Natural de Caicó, Manoel Torres construiu sua trajetória política profundamente ligada ao Seridó e às necessidades do povo caicoense. Foi prefeito do município em um período em que a gestão pública era marcada por poucos recursos, mas muita responsabilidade. À frente da Prefeitura, destacou-se pelo zelo com o dinheiro público, pela proximidade com a população e pela condução austera da administração, sempre pautada pelo respeito às instituições e pelo diálogo.
Além da atuação como prefeito, Manoel Torres também exerceu mandato como deputado estadual na Assembleia Legislativa do Rio Grande do Norte, onde levou a voz do Seridó ao parlamento potiguar. No Legislativo, manteve a mesma postura que o consagrou na política municipal: firmeza de princípios, discrição e compromisso com causas coletivas, sem se deixar levar por interesses pessoais ou partidários.

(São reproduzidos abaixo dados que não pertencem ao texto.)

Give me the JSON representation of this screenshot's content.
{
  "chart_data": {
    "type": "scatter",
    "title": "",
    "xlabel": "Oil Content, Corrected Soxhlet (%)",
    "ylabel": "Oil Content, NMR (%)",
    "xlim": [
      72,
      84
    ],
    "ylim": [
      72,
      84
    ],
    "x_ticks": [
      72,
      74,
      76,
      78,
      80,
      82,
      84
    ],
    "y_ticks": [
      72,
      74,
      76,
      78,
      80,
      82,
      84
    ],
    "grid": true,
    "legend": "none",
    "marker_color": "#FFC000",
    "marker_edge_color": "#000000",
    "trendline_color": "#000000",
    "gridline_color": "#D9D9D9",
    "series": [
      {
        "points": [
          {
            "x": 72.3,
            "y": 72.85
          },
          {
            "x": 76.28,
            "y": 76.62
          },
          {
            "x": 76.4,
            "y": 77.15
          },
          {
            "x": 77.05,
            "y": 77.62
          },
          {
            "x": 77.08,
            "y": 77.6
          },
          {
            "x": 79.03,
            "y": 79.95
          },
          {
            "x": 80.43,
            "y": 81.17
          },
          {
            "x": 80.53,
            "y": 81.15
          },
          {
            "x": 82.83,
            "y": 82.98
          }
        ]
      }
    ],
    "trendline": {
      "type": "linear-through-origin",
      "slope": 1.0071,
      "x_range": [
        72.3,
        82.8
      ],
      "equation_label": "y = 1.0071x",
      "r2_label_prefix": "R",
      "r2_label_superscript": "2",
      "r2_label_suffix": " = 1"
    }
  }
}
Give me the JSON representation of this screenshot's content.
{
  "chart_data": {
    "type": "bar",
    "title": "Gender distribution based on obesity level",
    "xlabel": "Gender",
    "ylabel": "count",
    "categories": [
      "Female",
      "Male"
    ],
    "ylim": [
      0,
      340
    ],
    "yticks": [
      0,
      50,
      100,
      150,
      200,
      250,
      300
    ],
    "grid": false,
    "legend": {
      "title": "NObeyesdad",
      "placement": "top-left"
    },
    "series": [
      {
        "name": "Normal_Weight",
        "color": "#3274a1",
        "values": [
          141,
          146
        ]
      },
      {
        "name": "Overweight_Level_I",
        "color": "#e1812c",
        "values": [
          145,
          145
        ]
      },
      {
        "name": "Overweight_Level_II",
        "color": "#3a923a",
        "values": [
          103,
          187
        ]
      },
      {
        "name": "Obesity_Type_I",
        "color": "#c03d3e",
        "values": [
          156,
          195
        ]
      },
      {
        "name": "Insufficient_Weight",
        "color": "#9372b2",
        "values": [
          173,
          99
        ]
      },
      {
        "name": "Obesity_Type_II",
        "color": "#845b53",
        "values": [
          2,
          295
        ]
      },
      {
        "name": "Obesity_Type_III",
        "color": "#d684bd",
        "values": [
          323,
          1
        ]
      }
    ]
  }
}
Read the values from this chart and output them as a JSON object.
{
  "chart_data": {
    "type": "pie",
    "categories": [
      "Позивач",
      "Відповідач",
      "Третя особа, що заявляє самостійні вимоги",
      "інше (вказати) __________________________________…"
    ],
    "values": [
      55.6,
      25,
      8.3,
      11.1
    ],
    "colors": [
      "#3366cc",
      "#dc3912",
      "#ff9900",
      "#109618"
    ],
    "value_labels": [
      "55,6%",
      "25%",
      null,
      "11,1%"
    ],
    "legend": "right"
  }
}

Conhecido pelo trato simples e pela palavra direta, Seu Manoel Torres tornou-se referência ética em tempos nos quais a política ainda era vista como missão pública. Nunca esteve envolvido em escândalos ou denúncias, e sua imagem permanece associada à seriedade e à correção no exercício do poder.
Passados 14 anos de sua morte, Manoel Torres de Araújo segue vivo na memória de Caicó e do Rio Grande do Norte como exemplo de homem público que honrou os mandatos que recebeu. Seu nome permanece como símbolo de uma política feita com dignidade, respeito ao povo e compromisso com o bem comum.